Comptroller Brooke Lierman briefed delegates on Maryland Tax Connect rollout, a new unclaimed property system, CRM implementation, digital discovery and other compliance tools, and requested additional staffing to improve call and branch service.

Comptroller Brooke Lierman told the Ways and Means Committee the comptroller’s office is pursuing broad IT modernization and compliance expansions intended to improve service and increase voluntary compliance.

“We've launched Maryland Tax Connect, a new stable and secure tax portal for our businesses in February 2024,” Lierman said, and the office plans to migrate personal tax filings to Maryland Tax Connect in August. She described other modernization steps: a new CRM platform, a central payroll system planned for next January, and a new website.

Lierman highlighted a new unclaimed property system launched in October intended to make it easier for residents to search and claim funds, and said the office has created a small policy research shop to publish economic reports and bring more data online through dashboards.

Chief Deputy Comptroller Andy Schoffel reviewed compliance and collections work, telling the committee the office net-collected about $36,200,000,000 in fiscal 2025 and distributes funds to counties and municipalities (he cited $8.5 billion to counties and $204,000,000 to municipal governments). Schoffel and Lierman described three compliance projects—digital discovery to find online reporting gaps, a remote-sellers initiative after Wayfair, and intelligent mail barcoding to improve mailing accuracy—and estimated barcoding could generate roughly $3,000,000 a year.

The comptroller said the General Assembly funded additional staffing and IT investments intended to broaden compliance. “In November 2024, we estimated the net additional revenue gain from these investments in both staffing and technology would be ... 5,100,000.0 FY25, 19,000,000 in FY26, and 37,000,000 in FY27,” Lierman told the committee, and staff said they are on target so far. Lierman said the office requested 129 new PINs last year to boost call-center capacity but received 25; she asked the legislature to consider additional positions to raise phone-answering capacity and reduce in-person walk-ins.

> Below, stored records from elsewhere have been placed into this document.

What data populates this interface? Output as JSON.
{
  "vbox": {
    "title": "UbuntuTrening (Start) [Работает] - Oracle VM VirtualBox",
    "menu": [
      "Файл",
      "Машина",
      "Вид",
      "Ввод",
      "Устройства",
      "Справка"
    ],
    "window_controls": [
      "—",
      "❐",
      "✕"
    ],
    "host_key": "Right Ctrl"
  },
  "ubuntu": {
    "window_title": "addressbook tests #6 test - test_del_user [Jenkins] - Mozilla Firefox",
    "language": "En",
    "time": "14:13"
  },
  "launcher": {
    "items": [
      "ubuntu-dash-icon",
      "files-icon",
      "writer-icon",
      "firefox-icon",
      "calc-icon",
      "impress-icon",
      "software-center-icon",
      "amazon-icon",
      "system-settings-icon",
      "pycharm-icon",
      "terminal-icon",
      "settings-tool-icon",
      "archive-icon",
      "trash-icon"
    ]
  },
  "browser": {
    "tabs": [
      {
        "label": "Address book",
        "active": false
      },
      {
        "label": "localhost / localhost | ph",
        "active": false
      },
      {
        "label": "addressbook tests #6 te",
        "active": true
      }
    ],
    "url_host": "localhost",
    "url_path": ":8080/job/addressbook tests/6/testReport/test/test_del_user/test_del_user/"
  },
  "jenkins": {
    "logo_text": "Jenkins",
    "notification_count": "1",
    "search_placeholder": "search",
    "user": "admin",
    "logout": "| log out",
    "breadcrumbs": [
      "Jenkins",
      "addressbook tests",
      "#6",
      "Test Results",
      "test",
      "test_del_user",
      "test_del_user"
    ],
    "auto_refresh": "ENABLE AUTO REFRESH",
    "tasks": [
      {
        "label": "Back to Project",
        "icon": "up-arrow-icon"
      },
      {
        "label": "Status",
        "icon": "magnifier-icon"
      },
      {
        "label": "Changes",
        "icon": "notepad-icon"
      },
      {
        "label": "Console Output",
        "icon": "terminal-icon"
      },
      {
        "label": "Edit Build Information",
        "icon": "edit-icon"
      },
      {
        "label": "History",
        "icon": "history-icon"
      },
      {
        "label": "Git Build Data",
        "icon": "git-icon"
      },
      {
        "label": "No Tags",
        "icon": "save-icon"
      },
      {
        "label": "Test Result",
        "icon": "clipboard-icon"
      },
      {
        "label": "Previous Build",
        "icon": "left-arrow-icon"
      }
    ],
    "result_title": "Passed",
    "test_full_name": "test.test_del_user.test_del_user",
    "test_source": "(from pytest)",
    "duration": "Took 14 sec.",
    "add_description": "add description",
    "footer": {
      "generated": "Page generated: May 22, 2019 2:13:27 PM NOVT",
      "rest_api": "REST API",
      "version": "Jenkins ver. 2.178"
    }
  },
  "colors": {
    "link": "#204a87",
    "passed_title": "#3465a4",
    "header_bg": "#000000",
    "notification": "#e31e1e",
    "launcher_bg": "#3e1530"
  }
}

Members asked about bias risks in automated audit models and whether low-income filers could be disproportionately targeted; Lierman and Schoffel said models target nonreporting online activity and that the office analyzes model outputs and does not rely on opaque "black box" systems. Delegates also asked the office to research how bullion sales are coded and whether bullion sales are separately identifiable in tax records; staff agreed to follow up.

Staff said the office will build a state free-filing option as federal Direct File ended, and promised to provide the committee requested operational data (call-volume trends, branch visits and specific tax-code queries) after the briefing.